The film opens with the gruesome murders of a preacher and his wife in the presence of their young son. One of the outlaws etches a cross in the boy’s head. That boy, of course, is Love, whose destiny, following the classic Western trope, is to avenge his family. It’s a story that will see him join forces with Mary, Jim Beckwourth (RJ Cyler), and Bill Pickett (Edi Gathegi), and bring him face-to-face with a merciless gang led by another legend of the Old West, Rufus Buck, played by Idris Elba.
A self-proclaimed lover of Westerns, Samuel says that he’s been unconsciously researching this movie for much of his life. “I just loved the stories,” says the filmmaker, whose 2013 short, They Die by Dawn, also features many of his new film’s heroes and bandits. He sees a connection between those characters’ struggles and his own. “I grew up in Mozart’s Estate in West London. And the things that we would experience I find bleeding into the story of The Harder They Fall,” Samuel says. “I wanted to show the cycle of violence that I grew up seeing.”

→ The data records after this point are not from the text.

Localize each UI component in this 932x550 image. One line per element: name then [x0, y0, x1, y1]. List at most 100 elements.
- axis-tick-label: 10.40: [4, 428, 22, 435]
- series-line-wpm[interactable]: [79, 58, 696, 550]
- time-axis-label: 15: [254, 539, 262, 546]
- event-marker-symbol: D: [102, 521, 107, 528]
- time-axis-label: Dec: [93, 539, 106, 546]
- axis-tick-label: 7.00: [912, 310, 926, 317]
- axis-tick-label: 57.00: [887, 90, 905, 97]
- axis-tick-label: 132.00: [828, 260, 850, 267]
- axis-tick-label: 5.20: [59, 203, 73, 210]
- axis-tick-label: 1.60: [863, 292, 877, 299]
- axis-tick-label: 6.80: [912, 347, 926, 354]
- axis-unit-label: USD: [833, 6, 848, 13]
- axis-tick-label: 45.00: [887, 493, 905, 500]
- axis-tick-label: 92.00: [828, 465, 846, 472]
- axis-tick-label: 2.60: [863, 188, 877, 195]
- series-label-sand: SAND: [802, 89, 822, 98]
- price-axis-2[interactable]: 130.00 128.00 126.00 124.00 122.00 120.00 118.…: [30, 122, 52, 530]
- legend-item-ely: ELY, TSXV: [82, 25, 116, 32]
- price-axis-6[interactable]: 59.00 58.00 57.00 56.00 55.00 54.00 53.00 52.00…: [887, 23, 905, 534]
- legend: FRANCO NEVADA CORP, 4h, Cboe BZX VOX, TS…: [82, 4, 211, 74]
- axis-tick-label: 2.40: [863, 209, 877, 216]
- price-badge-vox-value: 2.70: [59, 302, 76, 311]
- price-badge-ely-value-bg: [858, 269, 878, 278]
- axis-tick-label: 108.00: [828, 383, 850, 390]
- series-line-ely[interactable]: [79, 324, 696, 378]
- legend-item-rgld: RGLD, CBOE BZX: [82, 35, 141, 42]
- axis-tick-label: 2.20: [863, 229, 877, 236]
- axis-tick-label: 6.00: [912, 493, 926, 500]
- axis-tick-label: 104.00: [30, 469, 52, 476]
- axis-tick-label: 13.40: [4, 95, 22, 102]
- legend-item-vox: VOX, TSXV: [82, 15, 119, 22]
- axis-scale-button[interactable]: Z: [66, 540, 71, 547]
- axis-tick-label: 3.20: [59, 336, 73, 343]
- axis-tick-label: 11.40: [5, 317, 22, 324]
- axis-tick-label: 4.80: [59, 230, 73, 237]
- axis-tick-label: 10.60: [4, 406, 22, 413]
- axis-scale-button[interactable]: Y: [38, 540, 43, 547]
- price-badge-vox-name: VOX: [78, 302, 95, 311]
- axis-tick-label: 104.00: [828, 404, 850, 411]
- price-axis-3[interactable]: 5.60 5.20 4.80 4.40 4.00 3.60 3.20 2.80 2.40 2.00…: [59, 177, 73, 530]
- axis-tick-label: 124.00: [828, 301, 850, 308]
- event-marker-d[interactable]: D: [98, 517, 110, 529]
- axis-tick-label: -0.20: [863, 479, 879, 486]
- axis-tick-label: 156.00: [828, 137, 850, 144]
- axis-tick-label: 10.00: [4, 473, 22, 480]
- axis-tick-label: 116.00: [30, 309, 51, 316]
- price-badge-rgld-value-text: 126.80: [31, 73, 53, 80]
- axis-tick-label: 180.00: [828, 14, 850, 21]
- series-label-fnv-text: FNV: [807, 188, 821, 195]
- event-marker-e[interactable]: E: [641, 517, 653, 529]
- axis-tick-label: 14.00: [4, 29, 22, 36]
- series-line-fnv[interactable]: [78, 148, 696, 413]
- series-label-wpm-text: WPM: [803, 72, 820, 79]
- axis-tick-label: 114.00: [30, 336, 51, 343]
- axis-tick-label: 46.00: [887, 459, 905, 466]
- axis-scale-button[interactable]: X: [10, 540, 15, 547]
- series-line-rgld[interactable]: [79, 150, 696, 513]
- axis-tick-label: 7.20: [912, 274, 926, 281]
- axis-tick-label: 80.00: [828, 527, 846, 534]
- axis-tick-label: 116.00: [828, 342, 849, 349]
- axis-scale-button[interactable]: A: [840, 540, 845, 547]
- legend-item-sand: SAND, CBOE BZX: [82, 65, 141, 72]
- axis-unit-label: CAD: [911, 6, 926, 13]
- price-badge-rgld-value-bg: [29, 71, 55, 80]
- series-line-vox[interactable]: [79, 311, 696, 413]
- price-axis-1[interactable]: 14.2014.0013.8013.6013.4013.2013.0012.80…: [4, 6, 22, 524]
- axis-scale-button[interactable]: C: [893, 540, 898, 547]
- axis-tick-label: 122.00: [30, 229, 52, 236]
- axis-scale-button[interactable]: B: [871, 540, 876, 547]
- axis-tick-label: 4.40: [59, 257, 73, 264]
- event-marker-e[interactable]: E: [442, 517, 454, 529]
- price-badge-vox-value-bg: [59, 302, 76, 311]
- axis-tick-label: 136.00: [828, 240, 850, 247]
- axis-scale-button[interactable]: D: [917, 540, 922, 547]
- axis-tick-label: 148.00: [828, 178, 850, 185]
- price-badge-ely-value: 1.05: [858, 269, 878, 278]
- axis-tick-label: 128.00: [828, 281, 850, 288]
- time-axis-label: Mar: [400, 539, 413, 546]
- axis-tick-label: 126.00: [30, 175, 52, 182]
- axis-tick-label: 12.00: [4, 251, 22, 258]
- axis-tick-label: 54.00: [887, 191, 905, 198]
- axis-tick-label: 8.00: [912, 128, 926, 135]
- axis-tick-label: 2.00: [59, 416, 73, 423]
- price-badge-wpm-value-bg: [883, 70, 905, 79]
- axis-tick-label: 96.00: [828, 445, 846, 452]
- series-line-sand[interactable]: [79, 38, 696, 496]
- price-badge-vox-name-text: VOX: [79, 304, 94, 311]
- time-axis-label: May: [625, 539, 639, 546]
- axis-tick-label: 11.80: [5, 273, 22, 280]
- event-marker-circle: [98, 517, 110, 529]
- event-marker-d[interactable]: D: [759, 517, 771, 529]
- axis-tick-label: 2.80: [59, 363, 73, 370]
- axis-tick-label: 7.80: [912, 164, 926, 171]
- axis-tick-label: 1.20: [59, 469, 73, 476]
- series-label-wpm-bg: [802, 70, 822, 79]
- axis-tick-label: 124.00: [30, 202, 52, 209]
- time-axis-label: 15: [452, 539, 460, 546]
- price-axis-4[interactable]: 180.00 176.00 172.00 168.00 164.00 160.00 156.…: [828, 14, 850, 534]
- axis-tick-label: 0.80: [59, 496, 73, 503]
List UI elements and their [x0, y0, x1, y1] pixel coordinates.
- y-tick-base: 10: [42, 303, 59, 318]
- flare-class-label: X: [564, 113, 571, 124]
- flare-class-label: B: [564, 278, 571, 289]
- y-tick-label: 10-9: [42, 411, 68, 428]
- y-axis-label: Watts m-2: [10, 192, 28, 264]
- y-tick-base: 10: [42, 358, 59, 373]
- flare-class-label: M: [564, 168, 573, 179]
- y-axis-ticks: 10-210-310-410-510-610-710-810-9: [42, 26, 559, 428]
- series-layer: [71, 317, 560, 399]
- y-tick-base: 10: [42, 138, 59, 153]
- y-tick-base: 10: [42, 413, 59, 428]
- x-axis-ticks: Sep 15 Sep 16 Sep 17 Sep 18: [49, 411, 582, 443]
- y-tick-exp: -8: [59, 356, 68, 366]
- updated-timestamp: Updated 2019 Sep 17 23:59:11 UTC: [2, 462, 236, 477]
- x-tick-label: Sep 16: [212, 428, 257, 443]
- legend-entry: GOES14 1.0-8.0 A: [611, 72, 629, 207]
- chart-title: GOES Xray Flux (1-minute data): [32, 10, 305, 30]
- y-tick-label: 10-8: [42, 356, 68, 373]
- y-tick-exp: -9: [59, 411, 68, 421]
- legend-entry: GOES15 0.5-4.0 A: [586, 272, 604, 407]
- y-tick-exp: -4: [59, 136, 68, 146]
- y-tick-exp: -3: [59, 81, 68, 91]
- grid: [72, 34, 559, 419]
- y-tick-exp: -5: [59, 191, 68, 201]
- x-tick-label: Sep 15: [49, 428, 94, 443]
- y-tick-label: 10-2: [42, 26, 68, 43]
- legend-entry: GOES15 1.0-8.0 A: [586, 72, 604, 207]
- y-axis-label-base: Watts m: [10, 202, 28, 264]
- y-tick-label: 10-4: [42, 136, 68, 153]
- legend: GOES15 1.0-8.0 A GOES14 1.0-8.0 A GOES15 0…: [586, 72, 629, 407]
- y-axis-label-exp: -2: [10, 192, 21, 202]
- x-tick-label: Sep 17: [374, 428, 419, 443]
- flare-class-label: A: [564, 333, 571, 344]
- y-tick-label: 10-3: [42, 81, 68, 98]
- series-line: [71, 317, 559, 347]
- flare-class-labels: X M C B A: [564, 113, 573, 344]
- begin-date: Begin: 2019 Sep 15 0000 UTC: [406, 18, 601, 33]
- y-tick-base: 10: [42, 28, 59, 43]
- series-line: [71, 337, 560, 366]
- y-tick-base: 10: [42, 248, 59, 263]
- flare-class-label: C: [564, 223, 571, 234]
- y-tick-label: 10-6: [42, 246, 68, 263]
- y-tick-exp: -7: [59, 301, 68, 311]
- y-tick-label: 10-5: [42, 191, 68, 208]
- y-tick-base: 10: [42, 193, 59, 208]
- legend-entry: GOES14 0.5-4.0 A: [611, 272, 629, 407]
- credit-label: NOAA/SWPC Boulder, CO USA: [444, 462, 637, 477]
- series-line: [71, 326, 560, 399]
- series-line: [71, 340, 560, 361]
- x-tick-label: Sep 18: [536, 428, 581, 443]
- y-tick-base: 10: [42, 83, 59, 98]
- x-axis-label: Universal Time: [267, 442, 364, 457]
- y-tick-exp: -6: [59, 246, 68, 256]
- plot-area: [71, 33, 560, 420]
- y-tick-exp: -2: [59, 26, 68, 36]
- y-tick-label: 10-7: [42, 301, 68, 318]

Visually, the movie is rendered in the vibrant color palette of a music video, while maintaining a distinctly classic feel. Samuel’s vision of the sprawling Old West arrives in warm hues that offers a subtle canvas that elevates the characters’ humanity. The rich texture of the environment makes Stanfield’s stylish swagger even more compelling — at once modern and like a newly discovered piece of history. “The way I wanted the movie to look, visually, was like a painter [painted in] 35 millimeters,” Samuel says.
The lush backdrop stops short of being over-stylized, not unlike the movie’s score, which Samuel — who began his career as a musician under the stage name the Bullitts — composed himself. With a heavy reliance on the earth-trembling bass of dub and reggae, The Harder They Fall presents a refreshingly anachronistic sonic landscape. Barrington Levy’s dub classic “Here I Come,” for example, backs an exhilarating sequence where the notorious Buck escapes from shackles. But Samuel’s approach has deeper implications than just being a mash-up of time periods.
“I wanted to connect the entire diaspora of our culture with this story,” Samuel says. “Because it’s all the same trauma that we went through that spawned these beautiful genres of music, from soul to reggae to gospel.”
While it’s a noble mission, narratives designed to shift understandings of race can either land as a matter of political urgency, or as something more cynical. Last year, the HBO series Lovecraft Country was met with criticism over what some saw as opportunistic use of traumatic events in Black history. Similarly, the racial re-imagining present in the Netflix series Bridgerton left some critics wondering if the show lent itself to historical amnesia.
Samuel’s film manages to achieve something resonant. More than offering a knowing wink to viewers, he makes a strong case for historical accuracy. The Harder They Fall isn’t the first film of its kind. There have been a handful of movies about the people of color who were also Old West badasses — 1972’s Buck and the Preacher, starring Sidney Poitier and Harry Belafonte; 1997’s Buffalo Soldiers, with Danny Glover. Still, the Old West was replete with swashbuckling Black folk who had their own mythos that, for generations, has gone unacknowledged.
Samuel says his film is simply correcting the record: “You want to broaden the thematic landscape with truth. If you remove women and people of color from the storylines of the Old West, you don’t necessarily have the Old West at all. You pretty much have a lie.”